Nous parlons de deux choses différentes. Nous avons lancé un appel humanitaire pour les situations les plus vulnérables. Ce sont les camps de réfugiés, les camps de personnes déplacées, les pays où il y a encore un conflit.
Ça ne correspond pas aux besoins d’aide aux pays du Sud en général et à l’Afrique en particulier. Si on regarde le paquet approuvé par le Sénat américain, on parle d’à peu près 10% du PIB américain.
D’après les évaluations que nous faisons, il nous faut une mobilisation de ressources pour appuyer les gens, pour appuyer les personnes, les entreprises, parce que c’est une crise humaine, ce n’est pas une crise financière comme celle de 2008.
Notre estimation c’est que l’on a besoin de 10% du PIB. Au niveau des pays développés, mais aussi au niveau des pays en développement. Ça veut dire qu’il nous faudrait vers le grand Sud, une mobilisation de ressources qu’en anglais on désigne par « trois trillions ».
Je ne sais pas exactement comment traduire en français : trois mille milliards de dollars. C’est l’estimation que nous faisons. Le Fonds monétaire international a une capacité de prêter à peu près 1 000 milliards de dollars.
Je crois qu’on devrait faire une émission de droits de tirage spéciaux avec l’objectif d’appuyer les pays en développement. Dans les contacts que nous avons eus avec le Fonds monétaire international, on estime qu’on aurait des besoins d’à peu près 500 000 milliards de dollars.
En même temps, il nous faut avoir ce que l’on appelle en anglais « swap » entre les banques centrales pour permettre que les économies émergentes puissent avoir les liquidités nécessaires pour faire face à leurs besoins immédiats et en plus renforcer la capacité de la Banque mondiale et d’autres institutions financières internationales et d’autres mécanismes d’aide coordonnée.
Notre estimation est d’à peu près 10% du PIB global et 10% du PIB dans le monde en développement. Cette aide massive n’a rien à voir avec la demande qu’on a faite des fonds pour l’aide humanitaire spécifique dans les cas les plus vulnérables.
A tous les pays en guerre, vous avez lancé un appel solennel de cessez-le-feu. Mais regardez au Sahel, surtout en Libye où personne ne le respecte puisque les combats continuent, ils redoublent même de violence. On a l’impression que certains voudraient profiter du focus sur le
coronavirus. Est-ce que votre appel ne risque pas d’être un échec ?

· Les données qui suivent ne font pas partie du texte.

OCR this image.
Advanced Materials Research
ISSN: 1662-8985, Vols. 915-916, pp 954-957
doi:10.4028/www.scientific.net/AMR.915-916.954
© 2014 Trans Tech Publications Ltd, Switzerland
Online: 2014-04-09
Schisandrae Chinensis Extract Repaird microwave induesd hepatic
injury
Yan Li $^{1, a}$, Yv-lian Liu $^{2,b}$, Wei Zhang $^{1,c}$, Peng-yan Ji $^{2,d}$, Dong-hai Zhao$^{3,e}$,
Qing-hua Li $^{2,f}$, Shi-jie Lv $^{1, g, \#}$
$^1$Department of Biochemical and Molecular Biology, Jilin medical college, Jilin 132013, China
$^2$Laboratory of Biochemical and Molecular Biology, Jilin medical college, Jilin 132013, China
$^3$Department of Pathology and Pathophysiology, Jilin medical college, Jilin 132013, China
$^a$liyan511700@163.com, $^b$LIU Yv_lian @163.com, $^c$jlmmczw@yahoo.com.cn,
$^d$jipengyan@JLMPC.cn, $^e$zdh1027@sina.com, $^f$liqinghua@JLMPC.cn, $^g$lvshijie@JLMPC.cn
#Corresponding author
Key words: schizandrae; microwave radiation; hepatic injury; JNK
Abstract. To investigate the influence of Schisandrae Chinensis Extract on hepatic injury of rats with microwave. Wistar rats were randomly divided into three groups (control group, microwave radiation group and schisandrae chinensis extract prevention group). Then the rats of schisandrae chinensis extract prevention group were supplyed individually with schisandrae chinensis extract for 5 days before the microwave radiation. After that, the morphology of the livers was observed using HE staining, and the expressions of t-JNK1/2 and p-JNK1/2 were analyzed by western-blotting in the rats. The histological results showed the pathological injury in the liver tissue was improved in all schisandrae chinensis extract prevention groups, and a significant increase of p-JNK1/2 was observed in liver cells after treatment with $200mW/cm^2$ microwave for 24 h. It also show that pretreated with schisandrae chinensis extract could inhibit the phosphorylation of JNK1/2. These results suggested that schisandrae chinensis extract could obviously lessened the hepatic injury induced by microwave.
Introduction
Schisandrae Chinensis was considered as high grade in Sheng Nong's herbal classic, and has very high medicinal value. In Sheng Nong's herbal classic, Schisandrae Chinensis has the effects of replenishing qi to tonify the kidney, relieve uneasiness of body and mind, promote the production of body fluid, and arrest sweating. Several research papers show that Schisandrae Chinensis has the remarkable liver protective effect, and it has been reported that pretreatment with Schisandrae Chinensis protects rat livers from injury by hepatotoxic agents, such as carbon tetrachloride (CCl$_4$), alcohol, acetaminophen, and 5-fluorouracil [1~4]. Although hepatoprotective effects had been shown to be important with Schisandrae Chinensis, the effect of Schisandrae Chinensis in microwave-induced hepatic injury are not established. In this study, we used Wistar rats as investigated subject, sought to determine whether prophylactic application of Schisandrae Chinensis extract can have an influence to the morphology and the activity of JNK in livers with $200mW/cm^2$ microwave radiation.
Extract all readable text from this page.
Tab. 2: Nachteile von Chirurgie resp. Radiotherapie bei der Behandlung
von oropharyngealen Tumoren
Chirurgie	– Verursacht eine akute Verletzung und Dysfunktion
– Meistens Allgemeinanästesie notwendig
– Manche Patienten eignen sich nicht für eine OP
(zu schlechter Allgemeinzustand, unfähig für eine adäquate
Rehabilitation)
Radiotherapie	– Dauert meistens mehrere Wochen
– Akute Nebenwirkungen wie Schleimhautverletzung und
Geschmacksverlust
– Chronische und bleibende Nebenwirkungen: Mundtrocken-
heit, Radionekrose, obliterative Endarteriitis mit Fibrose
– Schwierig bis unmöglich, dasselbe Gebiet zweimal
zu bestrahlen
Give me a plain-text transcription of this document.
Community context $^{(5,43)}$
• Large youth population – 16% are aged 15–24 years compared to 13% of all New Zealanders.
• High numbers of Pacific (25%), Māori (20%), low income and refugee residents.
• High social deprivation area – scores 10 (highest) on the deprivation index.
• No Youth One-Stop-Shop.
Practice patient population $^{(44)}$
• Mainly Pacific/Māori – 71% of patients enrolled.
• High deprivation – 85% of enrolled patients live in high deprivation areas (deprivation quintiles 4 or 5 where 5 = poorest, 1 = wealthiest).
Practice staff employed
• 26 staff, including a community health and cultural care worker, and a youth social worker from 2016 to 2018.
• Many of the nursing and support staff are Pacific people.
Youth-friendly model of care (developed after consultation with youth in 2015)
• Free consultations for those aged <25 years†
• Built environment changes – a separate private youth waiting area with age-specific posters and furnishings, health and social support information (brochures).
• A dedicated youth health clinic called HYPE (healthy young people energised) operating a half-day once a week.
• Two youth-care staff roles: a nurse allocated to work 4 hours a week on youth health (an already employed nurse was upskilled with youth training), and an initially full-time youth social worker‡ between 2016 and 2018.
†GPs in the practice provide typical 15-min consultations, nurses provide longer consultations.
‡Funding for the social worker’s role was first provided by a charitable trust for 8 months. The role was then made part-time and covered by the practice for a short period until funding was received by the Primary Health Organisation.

Oui, il risque d’être un échec, mais nous sommes en train de tout faire pour l’éviter. Tous mes représentants spéciaux, tous les chefs des opérations de maintien de la paix sont activement engagés dans des négociations au Yémen, en Libye, en Syrie, dans d’autres endroits pour essayer de transformer cet appel, premièrement dans l’acceptation du cessez-le-feu.
Cette acceptation a été annoncée d’ailleurs par les deux côtés du Yémen, par quelques-uns des acteurs en Syrie, même en Lybie et maintenant récemment au Cameroun, aux Philippines. Je vois qu’il y a un mouvement.
Entre le principe de l’acceptation du cessez-le-feu et l’application concrète, il y a un travail énorme à faire. Et là, il faut que tout le monde puisse s’associer à cet appel et faire pression sur les acteurs de la guerre pour qu’ils comprennent que notre ennemi c’est le virus, ce ne sont pas les autres hommes et femmes des pays en conflit.